Bruises go on burgeoning into brown flower-throats.
Elbow. Esophagus. Go on, abandon them. I like bars
that are named unsuspectingly, where you might find
yourself without meaning: Rickshaw Stop, Pete's Candy
Store, the Office, the Pharmacy Bar, the Library, Big
Fun. The ambulance bay is standing wide open, gurney
straps loose, syringes uncorked, each unstuck bandage
a tongue candy-white. Best friends are at the ready for
impulse, for injury. What will he do to her? The others
left marks. Here lover. Here line. I once had an end-stop.
The ultrasound, running over my thighs, rubbed hard to see
the echo. On the screen, a tented city. On the screen,
a clotted vein. In the blood, in the body, I am hard little
stars. Beneath your gaze, I am naked and you understand.

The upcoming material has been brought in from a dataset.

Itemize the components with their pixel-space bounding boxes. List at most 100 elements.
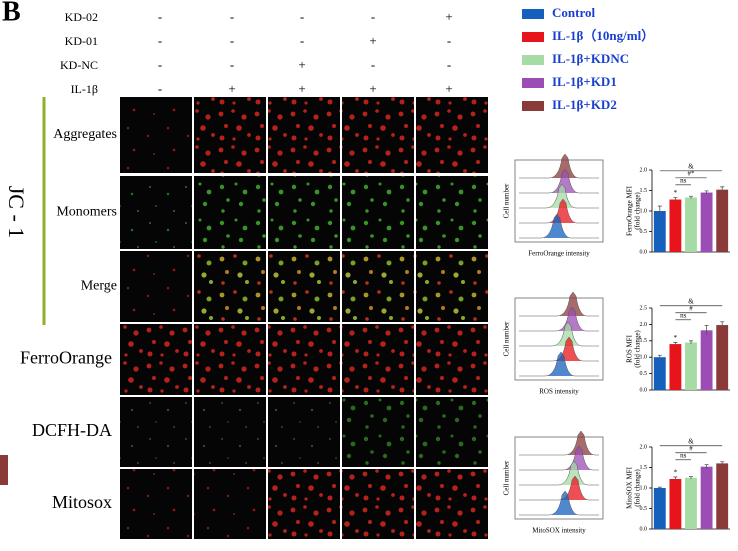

With your head on my stomach, with my tongue in your
hair. Your heart is strong, but you were not there yet.
Salt was not there yet in stripes, in abandon. We were
clothed and in corners. We were making up minds.
For the minds, for the making, for the cloth-bundled
nerves, for the calcium deposits, for the clavicle which
burns, for the red, for the white, for the raw, for the stars,
for the Pharmacy and Rickshaw, for the danger
and the verve, the finish and the verse, I would lie,
I would lie, I would lie down for you. Awwww yeah.